Complexities of the pathology of Chagas disease and the diversity of its clinical manifestations have made the understanding of its pathogenesis difficult. However, the inflammatory background (cellular, humoral, and/or autoimmune responses) concerning this disease has been largely investigated, especially in cardiac tissue. The infiltrate in chronic Chagas heart disease consists of lymphocytes, and to a lesser extent, macrophages, eosinophils, plasma cells, neutrophils, and mast cells.

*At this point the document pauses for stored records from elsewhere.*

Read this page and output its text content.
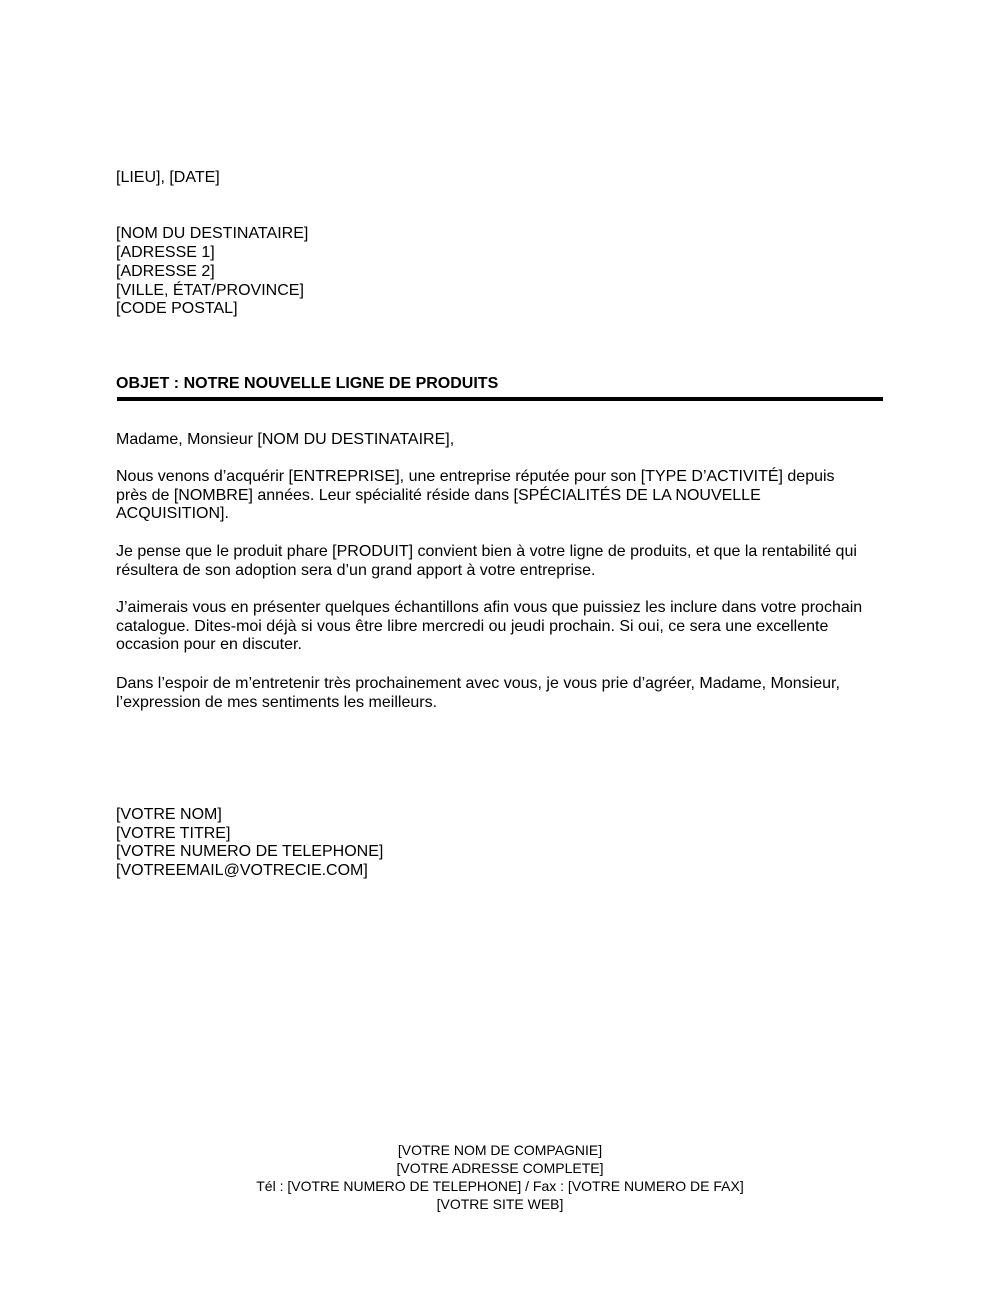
[LIEU], [DATE]
[NOM DU DESTINATAIRE]
[ADRESSE 1]
[ADRESSE 2]
[VILLE, ÉTAT/PROVINCE]
[CODE POSTAL]
OBJET : NOTRE NOUVELLE LIGNE DE PRODUITS
Madame, Monsieur [NOM DU DESTINATAIRE],

Nous venons d’acquérir [ENTREPRISE], une entreprise réputée pour son [TYPE D’ACTIVITÉ] depuis

près de [NOMBRE] années. Leur spécialité réside dans [SPÉCIALITÉS DE LA NOUVELLE

ACQUISITION].

Je pense que le produit phare [PRODUIT] convient bien à votre ligne de produits, et que la rentabilité qui

résultera de son adoption sera d’un grand apport à votre entreprise.

J’aimerais vous en présenter quelques échantillons afin vous que puissiez les inclure dans votre prochain

catalogue. Dites-moi déjà si vous être libre mercredi ou jeudi prochain. Si oui, ce sera une excellente

occasion pour en discuter.

Dans l’espoir de m’entretenir très prochainement avec vous, je vous prie d’agréer, Madame, Monsieur,

l’expression de mes sentiments les meilleurs.

[VOTRE NOM]
[VOTRE TITRE]
[VOTRE NUMERO DE TELEPHONE]
[VOTREEMAIL@VOTRECIE.COM]
[VOTRE NOM DE COMPAGNIE]
[VOTRE ADRESSE COMPLETE]
Tél : [VOTRE NUMERO DE TELEPHONE] / Fax : [VOTRE NUMERO DE FAX]
[VOTRE SITE WEB]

T cells predominate and CD8+ lymphocytes are two to three times more abundant than CD4+ cells [35]. The most part of this leukocyte recruitment into the heart tissue is driven by chemokine and chemokine receptors and, their overexpression is clearly associated with heart dysfunction [3638]. The perpetuation of leukocyte in parasites is rarely found in the heart but parasite DNA can be detected in some inflammatory lesions. Myocyte destruction is followed by dissolution of the inflammatory cell infiltrate and replacement with connective tissue. This fibrosis is composed by collagen types I and III and, over the years, is thought to be responsible for decreased contractility of the heart, diminished cardiac muscle mass, and destruction of the intrinsic innervations. Lesions similar to those in the myocardium are found in both the epicardium and the endocardium.

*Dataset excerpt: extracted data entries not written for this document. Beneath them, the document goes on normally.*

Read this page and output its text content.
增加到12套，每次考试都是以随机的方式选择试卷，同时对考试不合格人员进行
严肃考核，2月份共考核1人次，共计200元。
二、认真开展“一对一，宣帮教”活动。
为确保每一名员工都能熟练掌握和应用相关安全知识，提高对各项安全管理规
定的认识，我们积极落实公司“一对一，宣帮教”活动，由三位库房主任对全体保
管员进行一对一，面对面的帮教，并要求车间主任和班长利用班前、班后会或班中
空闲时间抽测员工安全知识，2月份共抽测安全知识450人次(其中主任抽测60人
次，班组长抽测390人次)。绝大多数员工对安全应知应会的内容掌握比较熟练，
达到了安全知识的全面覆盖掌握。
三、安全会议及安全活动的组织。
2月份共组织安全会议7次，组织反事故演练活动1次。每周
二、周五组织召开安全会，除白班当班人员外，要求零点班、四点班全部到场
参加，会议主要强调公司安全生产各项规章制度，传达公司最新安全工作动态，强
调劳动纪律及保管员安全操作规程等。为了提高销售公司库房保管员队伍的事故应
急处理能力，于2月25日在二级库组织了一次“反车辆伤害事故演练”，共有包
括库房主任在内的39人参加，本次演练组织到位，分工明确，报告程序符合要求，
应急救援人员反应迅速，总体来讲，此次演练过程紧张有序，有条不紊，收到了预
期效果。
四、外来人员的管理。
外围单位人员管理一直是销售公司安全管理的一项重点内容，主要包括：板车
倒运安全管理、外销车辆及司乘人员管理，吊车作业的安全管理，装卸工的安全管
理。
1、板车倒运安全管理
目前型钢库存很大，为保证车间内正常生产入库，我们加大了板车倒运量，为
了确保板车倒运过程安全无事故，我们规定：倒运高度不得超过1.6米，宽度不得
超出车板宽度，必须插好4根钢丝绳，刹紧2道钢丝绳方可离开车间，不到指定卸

3.2. Evidences of Relation between Nutritional Deficiencies and T. cruzi Infection

The first critical report describing malnutrition and infectious disease related to mortality and morbidity was probably by Scrimshaw et al. [39]. This topic suggests a vicious cycle involved, in which PEM/MNM increases the susceptibility to infections [16]. In response to infection, the immune system first executes innate defense functions and then subsequently acquired host defense functions of great diversity. Both processes involve activation of immune cells and synthesis of an array of molecules requiring DNA replication, RNA expression, and protein synthesis, and secretion and therefore consume additional anabolic energy. Mediators of inflammation further increase the catabolic response. Consequently, the nutritional status of the host critically determines the outcome of infection. Almost all nutrients in the diet play a crucial role in maintaining an “optimal” immune response; then deficiency can have negative consequences on immune status [40] and susceptibility to a variety of pathogens [41], including T. cruzi.

3.3. Protein Deficiency and Infection by T. cruzi

Regarding protein deficiency and T. cruzi infection, only the studies of Machado et al. [42], Gomes et al. [43], Carlomagno et al. [44], and Cintra et al. [45] (involving experimental models), and De Andrade and Zicker [24] (involving human) were found. Machado et al. [42] studied the relation between the cardiac noradrenalin and the PEM in chronic experimental Chagas disease in rats (in this case, no immune interaction was evaluated). The results indicate that protein deficiency at least delays the recovery of noradrenalin levels that normally occurs during the chronic phase of experimental Chagas disease.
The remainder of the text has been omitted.